Banqueiro e Fabiano Zettel citam o sobrenome Toffoli
O banqueiro Daniel Vorcaro e seu cunhado, Fabiano
Zettel, trocaram mensagens em que discutiram pagamentos à
empresa Maridt, que tem o ministro Dias Toffoli como um dos sócios. A
informação consta no relatório entregue pela Polícia Federal (PF) ao Supremo
Tribunal Federal (STF).
Vorcaro e Zettel citam nominalmente o sobrenome Toffoli –
dois irmãos do ministro também são sócios. Os pagamentos seriam
referentes à compra do Tayaya Resort, que tinha a Maridt como sócio. Os
detalhes do relatório foram publicados pela Folha de S.Paulo e confirmados
pela Jovem Pan.
Nesta quinta-feira (12), o gabinete do ministro divulgou uma
nota em que confirma que Toffoli é sócio da Maridt. “De acordo
com a Lei Orgânica da Magistratura, o magistrado pode integrar o quadro
societário de empresas e dela receber dividendos, sendo-lhe apenas vedado
praticar atos de gestão na qualidade de administrador”, diz um trecho do
comunicado.
Segundo o texto, a empresa – que também pertence a
dois irmãos do ministro – integrou o grupo do Tayaya até 21 de
fevereiro do ano passado. “A ação referente à compra do banco Master pelo BRB
foi distribuída ao ministro Dias Toffoli no dia 28 de novembro de 2025. Ou
seja, quando há muito a Maridt não fazia mais parte do grupo Tayaya Ribeirão
Claro”, argumenta o gabinete.
O ministro também diz que não conhece o gestor do Fundo
Arllen – comprador da participação da Maridt no resort e que é ligado a Daniel
Vorcaro -, nem teve qualquer relação de amizade “e muito menos amizade íntima”
com o banqueiro.
Toffoli foi citado diversas vezes em celular de Vorcaro
A Polícia Federal (PF) encaminhou
na segunda-feira (9) ao presidente do STF, Edson Fachin, o relatório sobre
os dados colhidos no celular do dono do Banco Master, Daniel Vorcaro.
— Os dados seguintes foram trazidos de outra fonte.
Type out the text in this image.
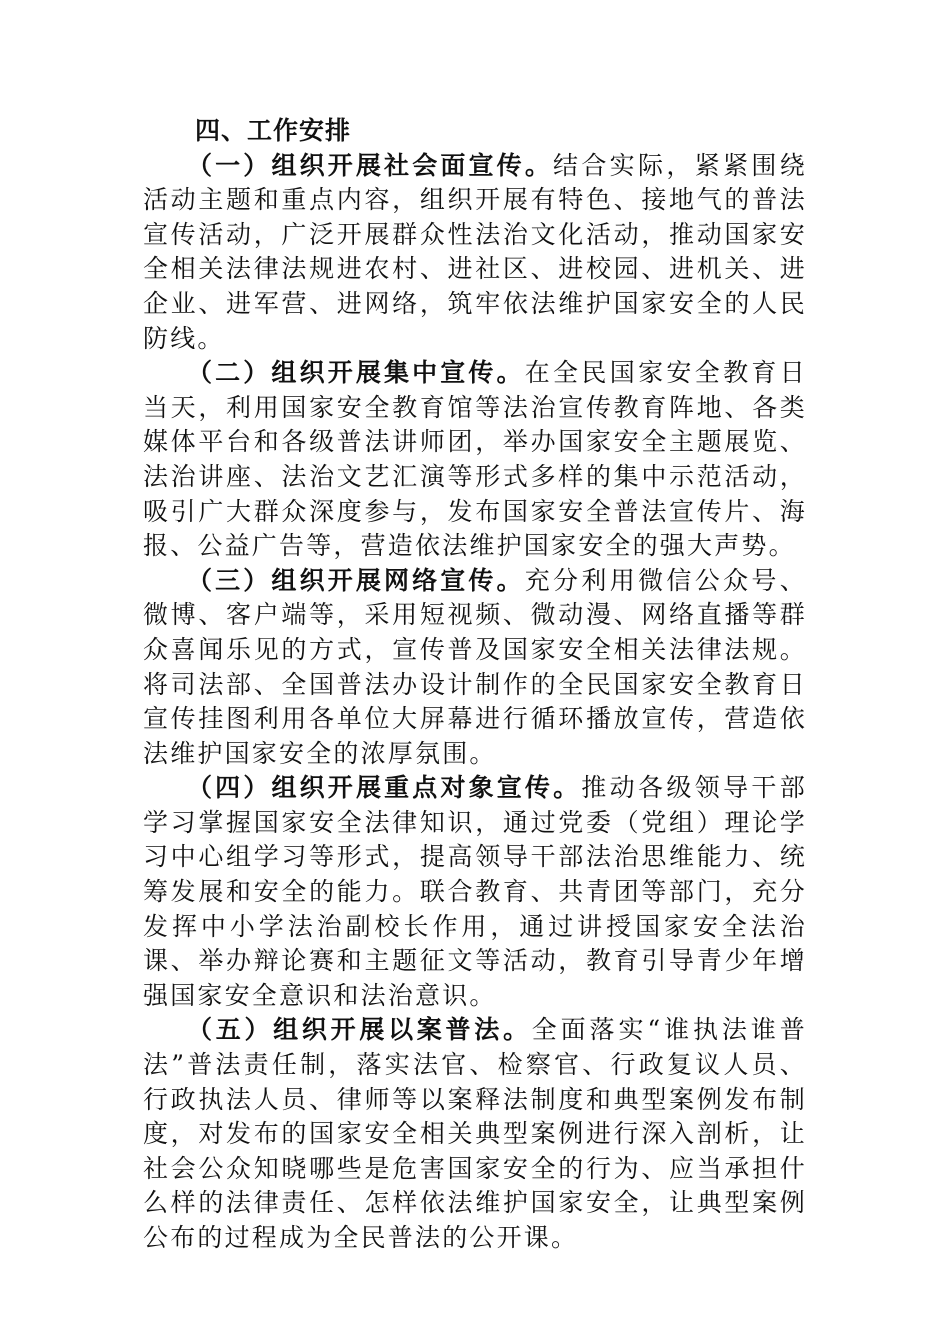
四、工作安排

（一）组织开展社会面宣传。结合实际，紧紧围绕活动主题和重点内容，组织开展有特色、接地气的普法宣传活动，广泛开展群众性法治文化活动，推动国家安全相关法律法规进农村、进社区、进校园、进机关、进企业、进军营、进网络，筑牢依法维护国家安全的人民防线。

（二）组织开展集中宣传。在全民国家安全教育日当天，利用国家安全教育馆等法治宣传教育阵地、各类媒体平台和各级普法讲师团，举办国家安全主题展览、法治讲座、法治文艺汇演等形式多样的集中示范活动，吸引广大群众深度参与，发布国家安全普法宣传片、海报、公益广告等，营造依法维护国家安全的强大声势。

（三）组织开展网络宣传。充分利用微信公众号、微博、客户端等，采用短视频、微动漫、网络直播等群众喜闻乐见的方式，宣传普及国家安全相关法律法规。将司法部、全国普法办设计制作的全民国家安全教育日宣传挂图利用各单位大屏幕进行循环播放宣传，营造依法维护国家安全的浓厚氛围。

（四）组织开展重点对象宣传。推动各级领导干部学习掌握国家安全法律知识，通过党委（党组）理论学习中心组学习等形式，提高领导干部法治思维能力、统筹发展和安全的能力。联合教育、共青团等部门，充分发挥中小学法治副校长作用，通过讲授国家安全法治课、举办辩论赛和主题征文等活动，教育引导青少年增强国家安全意识和法治意识。

（五）组织开展以案普法。全面落实“谁执法谁普法”普法责任制，落实法官、检察官、行政复议人员、行政执法人员、律师等以案释法制度和典型案例发布制度，对发布的国家安全相关典型案例进行深入剖析，让社会公众知晓哪些是危害国家安全的行为、应当承担什么样的法律责任、怎样依法维护国家安全，让典型案例公布的过程成为全民普法的公开课。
No
aparelho, a corporação encontrou diversas menções ao ministro Dias Toffoli,
relator do inquérito sobre a instituição financeira na Corte.
Por esse motivo, a PF pediu ao presidente do STF a
arguição de suspeição de Toffoli. Ou seja, que o ministro seja
declarado “suspeito” para atuar no processo. No entanto, essa solicitação só
pode ser feita pelo Procurador-Geral da República, Paulo Gonet.
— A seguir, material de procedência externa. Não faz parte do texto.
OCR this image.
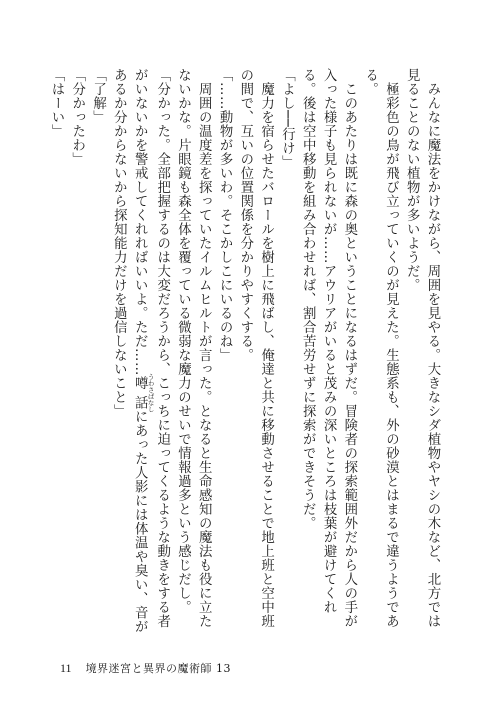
　みんなに魔法をかけながら、周囲を見やる。大きなシダ植物やヤシの木など、北方では見ることのない植物が多いようだ。

　極彩色の鳥が飛び立っていくのが見えた。生態系も、外の砂漠とはまるで違うようである。

　このあたりは既に森の奥ということになるはずだ。冒険者の探索範囲外だから人の手が入った様子も見られないが……アウリアがいると茂みの深いところは枝葉が避けてくれる。後は空中移動を組み合わせれば、割合苦労せずに探索ができそうだ。

「よし──行け」

　魔力を宿らせたバロールを樹上に飛ばし、俺達と共に移動させることで地上班と空中班の間で、互いの位置関係を分かりやすくする。

「……動物が多いわ。そこかしこにいるのね」

　周囲の温度差を探っていたイルムヒルトが言った。となると生命感知の魔法も役に立たないかな。片眼鏡も森全体を覆っている微弱な魔力のせいで情報過多という感じだし。

「分かった。全部把握するのは大変だろうから、こっちに迫ってくるような動きをする者がいないかを警戒してくれればいいよ。ただ……噂話 うわさばなしにあった人影には体温や臭い、音があるか分からないから探知能力だけを過信しないこと」

「了解」

「分かったわ」

「はーい」

11 境界迷宮と異界の魔術師 13
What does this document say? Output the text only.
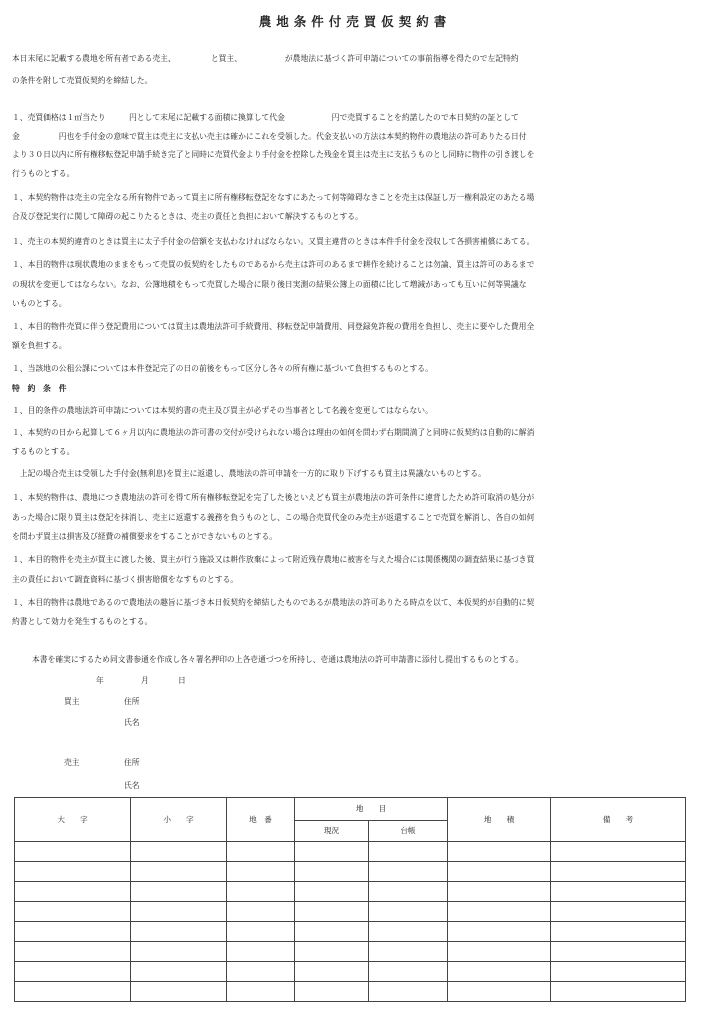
農地条件付売買仮契約書
本日末尾に記載する農地を所有者である売主、　　　　　と買主、　　　　　　が農地法に基づく許可申請についての事前指導を得たので左記特約
の条件を附して売買仮契約を締結した。
１、売買価格は１㎡当たり　　　円として末尾に記載する面積に換算して代金　　　　　　円で売買することを約諾したので本日契約の証として
金　　　　　円也を手付金の意味で買主は売主に支払い売主は確かにこれを受領した。代金支払いの方法は本契約物件の農地法の許可ありたる日付
より３０日以内に所有権移転登記申請手続き完了と同時に売買代金より手付金を控除した残金を買主は売主に支払うものとし同時に物件の引き渡しを
行うものとする。
１、本契約物件は売主の完全なる所有物件であって買主に所有権移転登記をなすにあたって何等障碍なきことを売主は保証し万一権利設定のあたる場
合及び登記実行に関して障碍の起こりたるときは、売主の責任と負担において解決するものとする。
１、売主の本契約違背のときは買主に太子手付金の倍額を支払わなければならない。又買主違背のときは本件手付金を没収して各損害補償にあてる。
１、本目的物件は現状農地のままをもって売買の仮契約をしたものであるから売主は許可のあるまで耕作を続けることは勿論、買主は許可のあるまで
の現状を変更してはならない。なお、公簿地積をもって売買した場合に限り後日実測の結果公簿上の面積に比して増減があっても互いに何等異議な
いものとする。
１、本目的物件売買に伴う登記費用については買主は農地法許可手続費用、移転登記申請費用、同登録免許税の費用を負担し、売主に要やした費用全
額を負担する。
１、当該地の公租公課については本件登記完了の日の前後をもって区分し各々の所有権に基づいて負担するものとする。
特　約　条　件
１、目的条件の農地法許可申請については本契約書の売主及び買主が必ずその当事者として名義を変更してはならない。
１、本契約の日から起算して６ヶ月以内に農地法の許可書の交付が受けられない場合は理由の如何を問わず右期間満了と同時に仮契約は自動的に解消
するものとする。
　上記の場合売主は受領した手付金(無利息)を買主に返還し、農地法の許可申請を一方的に取り下げするも買主は異議ないものとする。
１、本契約物件は、農地につき農地法の許可を得て所有権移転登記を完了した後といえども買主が農地法の許可条件に違背したため許可取消の処分が
あった場合に限り買主は登記を抹消し、売主に返還する義務を負うものとし、この場合売買代金のみ売主が返還することで売買を解消し、各自の如何
を問わず買主は損害及び経費の補償要求をすることができないものとする。
１、本目的物件を売主が買主に渡した後、買主が行う施設又は耕作放棄によって附近残存農地に被害を与えた場合には関係機関の調査結果に基づき買
主の責任において調査資料に基づく損害賠償をなすものとする。
１、本目的物件は農地であるので農地法の趣旨に基づき本日仮契約を締結したものであるが農地法の許可ありたる時点を以て、本仮契約が自動的に契
約書として効力を発生するものとする。
本書を確実にするため同文書参通を作成し各々署名押印の上各壱通づつを所持し、壱通は農地法の許可申請書に添付し提出するものとする。
年	月	日
買主	住所
氏名
売主	住所
氏名
大　　字	小　　字	地　番	地　　目		地　　積	備　　考
			現況	台帳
Em nota emitida pelo gabinete, Toffoli disse que o
pedido se “trada de ilações”. Baseado no artigo 145 do Código de
Processo Civil, o magistrado também argumentou que a corporação “não tem
legitimidade” para fazer a solicitação. Ele ainda afirmou que, com relação ao
conteúdo do relatório, “a resposta será apresentada ao presidente da Corte”.